BlinkMobile To OneBlink, What's In A Name Change?

A couple of weeks ago we changed the name of our company. BlinkMobile became OneBlink. Why I hear you ask? Because our old name didn't really capture who we've become

Alan Williams     |     25th July 2018     |     4 Minute Read

BlinkMobile To OneBlink, What's In A Name Change?

I remember a few years ago when Lucky Goldstar became LG. I don't know about you, but I now associate LG with pretty darned good, innovative consumer electronics products and their, "Life's Good", tagline is delivered on rather well in the most part. Lucky Goldstar sounded cheap even if their products weren't at all bad. The LG transformation was all about their focus on making elegant, simple, quality products that would be perceived as such and the name change was an important part of relaying that.

A couple of weeks ago we changed the name of our company too. BlinkMobile became OneBlink. "Hmph. Hardly on the scale of LG", do I hear you say? And you'd certainly be right there, but it's an important change for us, nonetheless, because, like LG, it relays that our old name didn't really capture who we've become.

So, what can you do in the new OneBlink, then? And why's it any different? Well, as background, I've been at the very worthwhile Gartner AADI Summit (some sort of acronym with Architecture and Integration) for the last couple of days. Gartner's research tells them that the IT backlog in most companies is now so big that there's quite a breakout of unregulated SaaS product purchases by departments who are frustrated with their IT department's inability to deliver the apps they want. Understandably business users are voting with their feet, and wallets.
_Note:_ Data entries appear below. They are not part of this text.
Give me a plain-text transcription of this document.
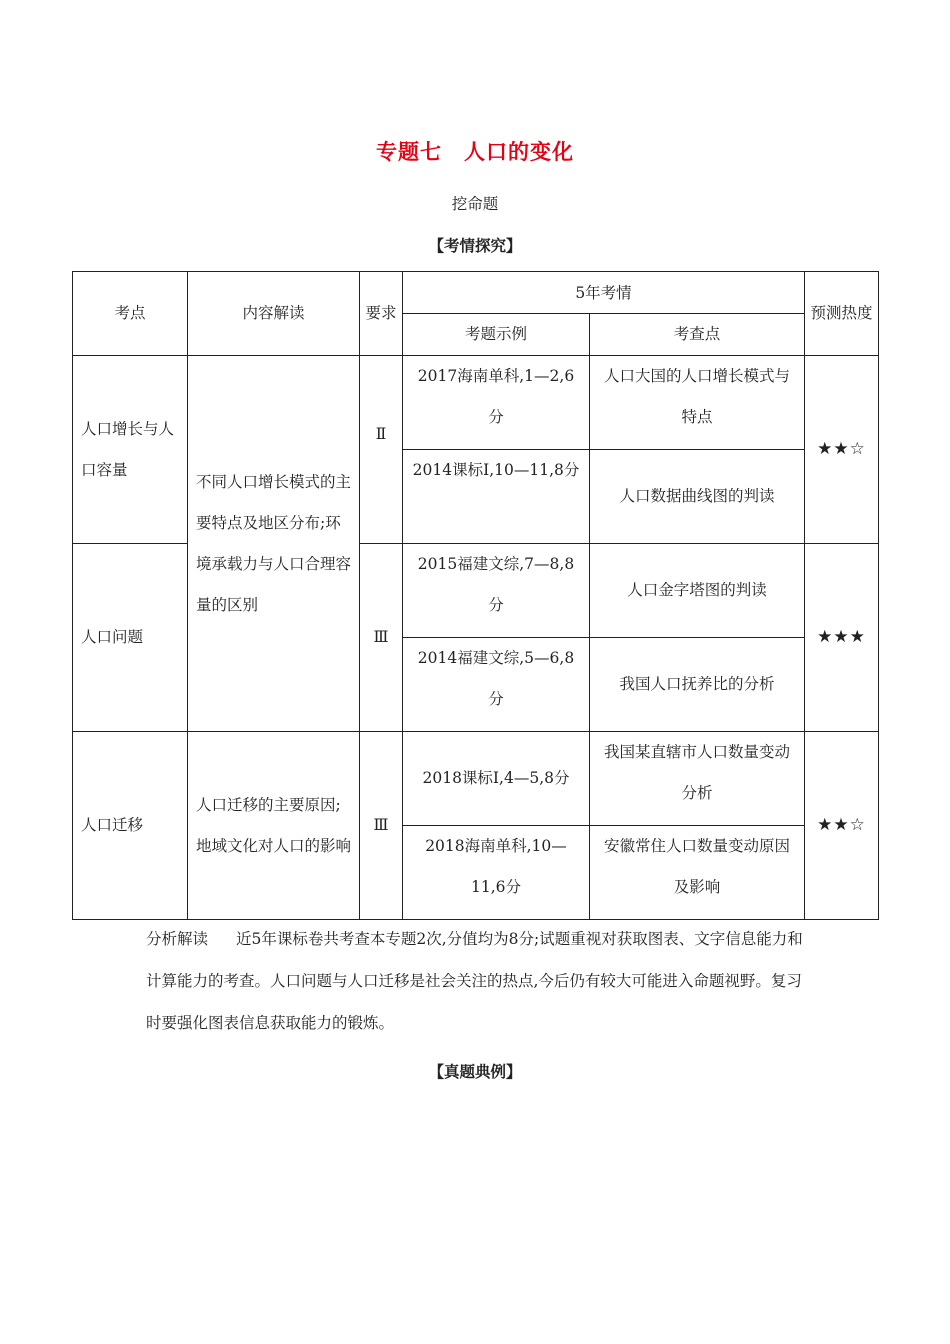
专题七　人口的变化
挖命题
【考情探究】
考点	内容解读	要求	5年考情		预测热度
			考题示例	考查点	
人口增长与人口容量	不同人口增长模式的主要特点及地区分布;环境承载力与人口合理容量的区别	Ⅱ	2017海南单科,1—2,6分	人口大国的人口增长模式与特点	★★☆
			2014课标Ⅰ,10—11,8分	人口数据曲线图的判读	
人口问题		Ⅲ	2015福建文综,7—8,8分	人口金字塔图的判读	★★★
			2014福建文综,5—6,8分	我国人口抚养比的分析	
人口迁移	人口迁移的主要原因;地域文化对人口的影响	Ⅲ	2018课标Ⅰ,4—5,8分	我国某直辖市人口数量变动分析	★★☆
			2018海南单科,10—11,6分	安徽常住人口数量变动原因及影响	
分析解读 近5年课标卷共考查本专题2次,分值均为8分;试题重视对获取图表、文字信息能力和计算能力的考查。人口问题与人口迁移是社会关注的热点,今后仍有较大可能进入命题视野。复习时要强化图表信息获取能力的锻炼。
【真题典例】
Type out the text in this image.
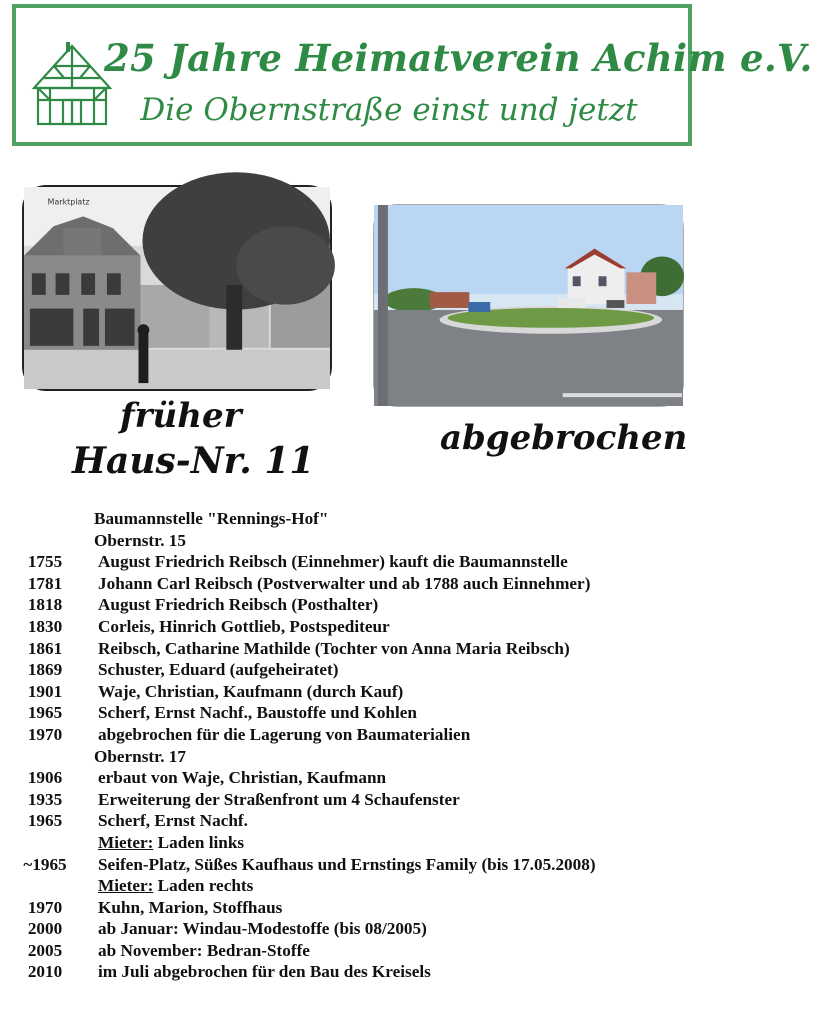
25 Jahre Heimatverein Achim e.V.
Die Obernstraße einst und jetzt
Marktplatz
früher
Haus-Nr. 11
abgebrochen
Baumannstelle "Rennings-Hof"
Obernstr. 15
1755	August Friedrich Reibsch (Einnehmer) kauft die Baumannstelle
1781	Johann Carl Reibsch (Postverwalter und ab 1788 auch Einnehmer)
1818	August Friedrich Reibsch (Posthalter)
1830	Corleis, Hinrich Gottlieb, Postspediteur
1861	Reibsch, Catharine Mathilde (Tochter von Anna Maria Reibsch)
1869	Schuster, Eduard (aufgeheiratet)
1901	Waje, Christian, Kaufmann (durch Kauf)
1965	Scherf, Ernst Nachf., Baustoffe und Kohlen
1970	abgebrochen für die Lagerung von Baumaterialien
Obernstr. 17
1906	erbaut von Waje, Christian, Kaufmann
1935	Erweiterung der Straßenfront um 4 Schaufenster
1965	Scherf, Ernst Nachf.
Mieter: Laden links
~1965	Seifen-Platz, Süßes Kaufhaus und Ernstings Family (bis 17.05.2008)
Mieter: Laden rechts
1970	Kuhn, Marion, Stoffhaus
2000	ab Januar: Windau-Modestoffe (bis 08/2005)
2005	ab November: Bedran-Stoffe
2010	im Juli abgebrochen für den Bau des Kreisels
Alongside their SaaS solutions, business users are also picking up app building tools to put together tactical apps that work for them. All of which is introducing a lot of risk into their organisations - in terms of security, future maintenance, and the consequences of lock-ins to "walled garden" systems that don't let you take your code and move forward yourselves. CIOs, architects and anyone concerned with future technical debt are worried.

OneBlink and the problem goes away? No of course not. We're not that presumptuous. But we definitely can be part of the solution. There are several strategies to make sure that the SaaS breakout doesn't start undermining the foundations of your organisation.

The first, of course is to face up to the challenge. Making sure that the businesses using the SaaS products at least work with IT and become willing to take guidance is definitely better than them being a remote island.

The second is to provide the tools that empower the Citizen Developer business users to create their "Version 1.0" applications themselves. But you need to have confidence that the apps are secure and reliably hosted and can be taken forward by IT to "Version 2.0", when it makes sense, to become more sophisticated and integrated into corporate workflows and systems.

That's where OneBlink comes in and what we want to become known for.

Heading off the spectre of "shadow IT"
OneBlink makes it REALLY simple for business users to build and reliably deploy forms-oriented apps. Ones that work as web apps, or as native on iOS and Android devices, and that link into IoT solutions. With built-in analytics that allow them to see how the app is being used.

The business users can run and prove the use cases for their apps in a live environment. In many cases that might be enough. But when it's not, OneBlink isn't a "walled garden" closed system like so many of the easy app builders. The work done by the business users can be easily integrated into new, extended developments.

And that's where OneBlink also provides services that do the heavy lifting for developers without locking them in to specific app development frameworks. By dealing with issues like API management, big submission payloads, intermittent networks and providing no-ops deployments we add value where it makes sense without burdening with an overblown platform. Customisable analytics collectors and dashboards ensure that you can track the business effectiveness of the apps you're developing.

OneBlink and the Mobile's gone
So you can see we've evolved. Our new tools are simple, modern and easy for both users and developers to engage with - ready to help organisations head off uncontrolled app outbreaks and to empower business users to play their part in breaking the app backlog. Not necessarily in one blink, but definitely with OneBlink.

Better than Lucky BlinkStar, we hope. Although that has a certain ring.